Басманов, когда мы вышли во вновь засверкавший день и на улицу — верней, на бульвар (Суворовский, ныне Никитский), затем на широкую (как всегда, как в «Войне и мире») Арбатскую площадь — где тоже был (и есть) кинотеатр с не менее, в сущности, комическим названием «Художественный» (все прочие, значит, нехудожественные, или маловысокохудожественные, как писывал Зощенко), — Басманов, глядя в сторону «Праги», щурясь на яростном солнце, заговорил, мне помнится (или мне неправильно помнится? или все опять путается? и это было в другой раз? это часто бывало) о наследственности, — вновь и в очередной раз заговорил о наследственности, о том, какое страшное дело наследственность, как трудно жить на этом слепящем свете, если твой папа-опричник убил твоего дедушку, тоже опричника, то есть своего же собственного папу-опричника, по приказу царя-батюшки (моего батюшки, пишет Димитрий, моего, а не вашего, вот в чем все дело), и не просто убил, но замучил в застенке (попробуйте представить себе это, пишет Димитрий; щажу ваши нервы, сударыня); не договорив, оборвавши себя же, побежал догонять (или мы оба побежали догонять? кто теперь разберет?) троллейбус № 2, тогда еще ходивший, потом уставший, переставший ходить по Новому Арбату, тогда Калининскому проспекту (как вы еще помните, или уже не помните, или мне все равно, скорбя пишет Димитрий), проспекту Козлиной Бороды, Всесоюзного Старосты — и дальше, через мост, на Кутузовский, мимо гостиницы «Украина» (славно, черт возьми, сражались мои запорожцы!) или «Хижины дяди Джо»
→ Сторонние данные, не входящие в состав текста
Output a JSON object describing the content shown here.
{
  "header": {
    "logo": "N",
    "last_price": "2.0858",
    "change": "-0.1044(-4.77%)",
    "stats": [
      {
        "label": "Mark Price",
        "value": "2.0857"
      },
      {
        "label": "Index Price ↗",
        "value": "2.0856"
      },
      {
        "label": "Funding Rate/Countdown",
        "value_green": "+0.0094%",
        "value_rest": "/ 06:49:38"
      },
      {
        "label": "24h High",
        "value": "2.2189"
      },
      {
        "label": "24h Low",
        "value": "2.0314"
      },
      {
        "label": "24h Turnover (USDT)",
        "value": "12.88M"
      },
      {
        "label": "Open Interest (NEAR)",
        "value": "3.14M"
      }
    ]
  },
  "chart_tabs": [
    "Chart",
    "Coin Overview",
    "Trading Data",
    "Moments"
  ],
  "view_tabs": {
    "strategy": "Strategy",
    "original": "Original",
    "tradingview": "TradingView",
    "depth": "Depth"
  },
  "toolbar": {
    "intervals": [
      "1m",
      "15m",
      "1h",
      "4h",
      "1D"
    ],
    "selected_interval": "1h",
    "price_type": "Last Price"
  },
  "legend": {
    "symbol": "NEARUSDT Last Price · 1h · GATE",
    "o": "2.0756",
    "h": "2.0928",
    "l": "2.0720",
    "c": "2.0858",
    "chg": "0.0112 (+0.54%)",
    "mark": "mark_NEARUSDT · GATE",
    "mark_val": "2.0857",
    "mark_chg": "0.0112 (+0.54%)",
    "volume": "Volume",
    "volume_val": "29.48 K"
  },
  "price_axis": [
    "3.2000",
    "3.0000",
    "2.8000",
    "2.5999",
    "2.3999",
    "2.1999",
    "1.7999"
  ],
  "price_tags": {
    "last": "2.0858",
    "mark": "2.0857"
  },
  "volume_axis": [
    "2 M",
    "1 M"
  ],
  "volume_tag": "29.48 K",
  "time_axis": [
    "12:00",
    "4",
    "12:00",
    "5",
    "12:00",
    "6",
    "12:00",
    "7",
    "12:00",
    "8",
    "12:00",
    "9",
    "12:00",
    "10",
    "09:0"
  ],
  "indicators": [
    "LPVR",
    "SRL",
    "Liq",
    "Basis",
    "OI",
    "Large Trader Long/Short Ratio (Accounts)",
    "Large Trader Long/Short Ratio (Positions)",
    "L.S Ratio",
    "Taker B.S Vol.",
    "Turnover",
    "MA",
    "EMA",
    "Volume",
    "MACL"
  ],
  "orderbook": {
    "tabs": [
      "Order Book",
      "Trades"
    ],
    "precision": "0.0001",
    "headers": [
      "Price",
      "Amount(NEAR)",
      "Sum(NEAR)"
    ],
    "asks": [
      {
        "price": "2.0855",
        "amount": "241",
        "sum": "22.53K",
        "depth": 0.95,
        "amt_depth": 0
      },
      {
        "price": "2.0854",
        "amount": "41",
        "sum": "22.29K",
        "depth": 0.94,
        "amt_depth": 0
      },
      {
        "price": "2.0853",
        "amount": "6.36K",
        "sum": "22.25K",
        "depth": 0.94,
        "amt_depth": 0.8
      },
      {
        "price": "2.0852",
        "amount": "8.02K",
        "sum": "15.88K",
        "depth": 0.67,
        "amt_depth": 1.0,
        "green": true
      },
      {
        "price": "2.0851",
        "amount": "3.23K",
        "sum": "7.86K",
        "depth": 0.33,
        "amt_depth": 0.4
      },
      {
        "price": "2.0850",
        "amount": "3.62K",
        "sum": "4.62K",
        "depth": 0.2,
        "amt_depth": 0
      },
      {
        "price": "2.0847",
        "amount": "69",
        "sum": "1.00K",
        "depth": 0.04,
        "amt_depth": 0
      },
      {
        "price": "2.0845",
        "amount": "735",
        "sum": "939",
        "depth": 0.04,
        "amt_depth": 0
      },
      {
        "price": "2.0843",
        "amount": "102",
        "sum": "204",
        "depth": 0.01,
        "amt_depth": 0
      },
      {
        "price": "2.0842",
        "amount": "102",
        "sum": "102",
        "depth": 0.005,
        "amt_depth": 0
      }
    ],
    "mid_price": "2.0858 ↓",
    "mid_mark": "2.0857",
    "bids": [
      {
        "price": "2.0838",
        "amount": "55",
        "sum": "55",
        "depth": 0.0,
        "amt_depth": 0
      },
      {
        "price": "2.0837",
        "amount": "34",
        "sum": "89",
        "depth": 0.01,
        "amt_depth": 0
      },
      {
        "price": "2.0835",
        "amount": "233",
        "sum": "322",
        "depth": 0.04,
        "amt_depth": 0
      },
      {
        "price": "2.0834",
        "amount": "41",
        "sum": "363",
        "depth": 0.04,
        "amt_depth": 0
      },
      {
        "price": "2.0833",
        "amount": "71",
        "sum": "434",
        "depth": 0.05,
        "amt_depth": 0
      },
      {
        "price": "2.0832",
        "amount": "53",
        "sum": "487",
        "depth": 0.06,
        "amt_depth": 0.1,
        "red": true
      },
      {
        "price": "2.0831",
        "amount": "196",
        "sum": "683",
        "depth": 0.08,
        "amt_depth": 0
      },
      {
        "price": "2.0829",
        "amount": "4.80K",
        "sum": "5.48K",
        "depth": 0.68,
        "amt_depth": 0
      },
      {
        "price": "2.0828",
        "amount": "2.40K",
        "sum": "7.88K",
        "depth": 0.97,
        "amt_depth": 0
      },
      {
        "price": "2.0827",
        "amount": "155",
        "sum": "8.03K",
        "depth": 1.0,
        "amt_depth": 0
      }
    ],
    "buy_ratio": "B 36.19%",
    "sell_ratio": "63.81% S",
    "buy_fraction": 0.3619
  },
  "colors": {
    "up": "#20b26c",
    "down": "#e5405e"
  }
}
(по Басманову любимому выражению) к Дорогомиловской заставе, где он, Басманов, потомок опричников, жил в имперских дебрях, каменных джунглях, на месте былых лачуг построенных все тем же дядею Джо, тем же И.В. (Иваном Виссарионовичем, Иосифом Васильевичем, уж как вам будет угодно).

***

Я устал, сударыня. Я тоже устал (как троллейбус). Воспоминания одолевают меня; мысли мучат; слова не смолкают в страдающей моей голове; эпохи жизни, с отчаянным треском, подступают ко мне все ближе, налезают друг на друга, как льдины на реке или на море (на реке, например — на Волге, например — в Угличе; на море, например — на Балтийском, например — в Курляндии, в заколдованном герцогстве), когда оно, море, или она, Волга, вдруг пробуждается под еще недавно мертвою гладью, и эта гладь идет трещинами, и превращается вдруг в торосы, и все крушится, все рушится, ломается и грохочет — и как же любил я смотреть на эти буйные, безумные (аминазина нет на них) льдины, в моем далеком детстве, на Волге, в моем далеком отрочестве, в Курляндии. Вы же знаете, что я был спрятан в Курляндии? что я таился в Курляндии? Вы этого не знаете, о, конечно (пишет Димитрий, поднимая голову, прислушиваясь к шуму веток в окне, склоняясь вновь над бумагой); вы этого и не можете знать; никто не знает этого; но я расскажу вам. Я еще много чего расскажу вам, сударыня; успокоюсь и расскажу.

***

Так давно было все это, что я уже почти не верю, что — было. Даже юность была так давно, что словно ее и не было. Но это было, было; была эта московская зима; эти серые улицы; была (и есть до сих пор) эта маленькая площадь и театр (которого больше нет) в углу ее, на повороте в сугробистый переулок; и мы были просто компанией более или менее молодых идиотиков, которым Сергей Сергеевич, режиссер и глава нашей студии, позволял экспериментировать (мерзкое слово, но так это называлось) в наше, да и в свое удовольствие. У Сергея Сергеевича была очаровательная привычка руки складывать на груди и шевелить потихоньку пальцами, сим шевелением ясно и явно показывая, с каких высот он снисходит к нам, молодым идиотикам, как смешны ему и в то же время как умиляют его, изнуренного жизненным опытом, тяжелыми мыслями, невинные наши проделки. Мария Львовна снисходила к нам, сшибая нас с ног, сводя нас с ума своей нежной, тройной, никогда не всем сразу, но каждому по отдельности — и каждый думал, что ему, кому же еще? — предназначенною улыбкой; своим манким платком; своим безудержным бюстом; своими библейскими бедрами.